Wednesday, August 12, 2009

The Fed's Been Busy

When Ben Bernanke isn't busy giving interviews to 60 Minutes to shore up his image just in time for his reappointment, or inventing new liquidity schemes to prop up the global economy, or negotiating against Cerberus in the Extended Stay Bankruptcy owing to the Fed's kindly acquisition of a bunch of crappy Bear Stearns assets that JP Morgan didn't want, it occasionally still meets to set interest rate policy. Today happens to be one of those days. So while we wait for the Fed's statement on interest rate policy, shall we take a moment to review how much the Fed's role has changed in the past two years?

Back in the old days (i.e. pre-mid 2007), the Fed was tasked with implementing monetary policy to help ease the economy through the ups and downs of the business cycle by setting a target for the fed funds rate. The Fed could buy or sell treasuries outright when necessary, but mostly would stick to mundane daily repo operations to help guide the fed funds rate to its target. Since mid-2007, when it began to dawn on Mr. Bernanke that maybe, just maybe, the subprime meltdown was not contained, he began what amounted to an unprecedented change in the Fed's directive. He introduced a series of new liquidity mechanisms aiming to provide cheap financing to our beleaguered banking institutions that could no longer find suckers to finance their risky investments at affordable rates. He facilitated the bailout of Bear Stearns by JP Morgan by offering a $30 billion loan, where the Fed bears the risk of $29 billion in losses, if they arise (see Extended Stay Bankrupcy above if you still believe that the Fed won't take any losses.) He opened up the discount window to the few dealers chosen to survive post-Lehman Apocalypse until the market recovered a bit. He engineered several bailouts of AIG, an insurance company over whom it had no jurisdiction, where the Fed now bears the risk of billions in losses unless, by some miracle it turns out that AIG really was solvent and can break itself into a million little pieces and has enough left over to pay back the Fed. He began a program of quantitative easing, where the Fed has agreed to massive outright purchases of Treasuries and Agencies in order to keep interest rates low so that the fragile recovery (or whatever it is) isn't stunted. Did I cover everything? Feel free to chime in if I've forgotten a few monumental changes.

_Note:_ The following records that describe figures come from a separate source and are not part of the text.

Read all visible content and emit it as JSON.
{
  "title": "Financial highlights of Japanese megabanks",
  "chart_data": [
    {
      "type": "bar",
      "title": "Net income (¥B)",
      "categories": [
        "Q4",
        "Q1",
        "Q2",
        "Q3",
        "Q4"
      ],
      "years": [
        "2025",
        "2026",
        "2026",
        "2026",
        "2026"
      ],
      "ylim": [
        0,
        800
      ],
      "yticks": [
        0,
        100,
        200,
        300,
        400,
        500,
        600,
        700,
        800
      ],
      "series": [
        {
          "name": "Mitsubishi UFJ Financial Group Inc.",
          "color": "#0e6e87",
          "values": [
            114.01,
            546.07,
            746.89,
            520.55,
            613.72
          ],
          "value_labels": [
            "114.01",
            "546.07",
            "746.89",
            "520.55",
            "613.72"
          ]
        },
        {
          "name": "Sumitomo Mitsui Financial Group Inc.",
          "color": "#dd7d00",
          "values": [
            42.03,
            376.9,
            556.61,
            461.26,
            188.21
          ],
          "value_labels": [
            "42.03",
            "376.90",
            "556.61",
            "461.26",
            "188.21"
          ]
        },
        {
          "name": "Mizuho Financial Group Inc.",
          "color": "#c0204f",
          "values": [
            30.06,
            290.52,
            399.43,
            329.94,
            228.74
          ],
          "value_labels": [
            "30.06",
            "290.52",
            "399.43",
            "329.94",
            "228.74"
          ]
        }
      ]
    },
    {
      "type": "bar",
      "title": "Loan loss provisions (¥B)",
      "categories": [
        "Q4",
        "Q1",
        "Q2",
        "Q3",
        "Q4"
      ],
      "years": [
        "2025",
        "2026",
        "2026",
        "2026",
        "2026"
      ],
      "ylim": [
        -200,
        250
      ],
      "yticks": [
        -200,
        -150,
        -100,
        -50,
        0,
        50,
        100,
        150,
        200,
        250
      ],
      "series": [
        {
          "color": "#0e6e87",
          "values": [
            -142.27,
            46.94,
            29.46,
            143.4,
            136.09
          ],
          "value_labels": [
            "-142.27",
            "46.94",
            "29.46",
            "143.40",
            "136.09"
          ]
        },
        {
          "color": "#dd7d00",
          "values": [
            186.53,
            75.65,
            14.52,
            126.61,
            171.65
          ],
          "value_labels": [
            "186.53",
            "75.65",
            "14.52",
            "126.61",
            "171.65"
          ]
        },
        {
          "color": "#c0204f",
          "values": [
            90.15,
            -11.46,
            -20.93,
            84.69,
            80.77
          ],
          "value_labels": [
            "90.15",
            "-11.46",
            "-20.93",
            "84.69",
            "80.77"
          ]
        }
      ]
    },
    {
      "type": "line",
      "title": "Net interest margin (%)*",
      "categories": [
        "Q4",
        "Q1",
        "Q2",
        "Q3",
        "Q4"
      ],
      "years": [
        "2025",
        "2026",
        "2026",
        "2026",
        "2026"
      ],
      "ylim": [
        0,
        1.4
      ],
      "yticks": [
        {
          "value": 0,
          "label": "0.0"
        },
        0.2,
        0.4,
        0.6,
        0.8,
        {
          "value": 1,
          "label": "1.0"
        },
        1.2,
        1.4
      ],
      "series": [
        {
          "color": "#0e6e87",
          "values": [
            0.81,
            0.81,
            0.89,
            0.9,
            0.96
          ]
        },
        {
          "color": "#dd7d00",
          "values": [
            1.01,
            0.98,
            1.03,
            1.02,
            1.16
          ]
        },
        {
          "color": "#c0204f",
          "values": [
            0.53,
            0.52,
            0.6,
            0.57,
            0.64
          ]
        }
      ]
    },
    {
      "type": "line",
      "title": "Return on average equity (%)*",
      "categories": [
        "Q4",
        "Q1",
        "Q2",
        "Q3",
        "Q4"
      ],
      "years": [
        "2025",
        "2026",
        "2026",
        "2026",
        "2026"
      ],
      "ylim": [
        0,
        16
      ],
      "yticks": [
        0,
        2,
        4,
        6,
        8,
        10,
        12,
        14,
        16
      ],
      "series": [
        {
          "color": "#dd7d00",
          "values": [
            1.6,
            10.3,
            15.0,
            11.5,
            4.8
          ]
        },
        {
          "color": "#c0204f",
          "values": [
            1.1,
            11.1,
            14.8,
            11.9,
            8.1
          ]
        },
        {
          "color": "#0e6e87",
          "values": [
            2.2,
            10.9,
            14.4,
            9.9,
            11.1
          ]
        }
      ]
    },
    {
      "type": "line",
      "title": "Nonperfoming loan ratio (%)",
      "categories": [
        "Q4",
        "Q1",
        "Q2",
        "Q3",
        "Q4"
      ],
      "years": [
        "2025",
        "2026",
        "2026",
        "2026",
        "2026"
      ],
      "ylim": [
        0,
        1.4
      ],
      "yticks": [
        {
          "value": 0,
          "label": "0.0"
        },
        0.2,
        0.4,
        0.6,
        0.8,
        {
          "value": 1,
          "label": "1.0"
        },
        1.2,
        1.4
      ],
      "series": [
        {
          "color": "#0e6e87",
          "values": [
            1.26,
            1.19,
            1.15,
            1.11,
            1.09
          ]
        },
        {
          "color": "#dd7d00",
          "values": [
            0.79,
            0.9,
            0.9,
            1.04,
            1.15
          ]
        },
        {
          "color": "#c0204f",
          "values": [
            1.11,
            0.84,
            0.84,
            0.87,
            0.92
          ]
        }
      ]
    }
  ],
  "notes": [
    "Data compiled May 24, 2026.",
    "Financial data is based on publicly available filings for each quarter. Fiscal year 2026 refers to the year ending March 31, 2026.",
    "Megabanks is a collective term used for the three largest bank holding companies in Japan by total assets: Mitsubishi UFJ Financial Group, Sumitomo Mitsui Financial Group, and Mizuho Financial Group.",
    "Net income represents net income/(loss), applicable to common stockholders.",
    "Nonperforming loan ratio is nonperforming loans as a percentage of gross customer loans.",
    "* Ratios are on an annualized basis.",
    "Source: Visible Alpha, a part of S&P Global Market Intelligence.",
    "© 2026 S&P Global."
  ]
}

So does anyone even care anymore about the Fed's boring announcements on interest rate policy? Does it even matter that rates are zero, in the face of all of the other interventions mentioned above? Certainly, if the Fed buys into the "green shoots" theory of our economic recovery, then perhaps the announcement today will hint at an end to quantitative easing and the nearing of the end of its zero interest rate policy. But why would it take the risk of squashing the nascent recovery? Better to sit tight and let the market breathe and enjoy the uptick. After all, fewer midnight frantic phone calls from bankers equals a happier wife.

1 comment:

Mr Wrightwood said...

They're going to be even busier if they ever try to unwind their inventory!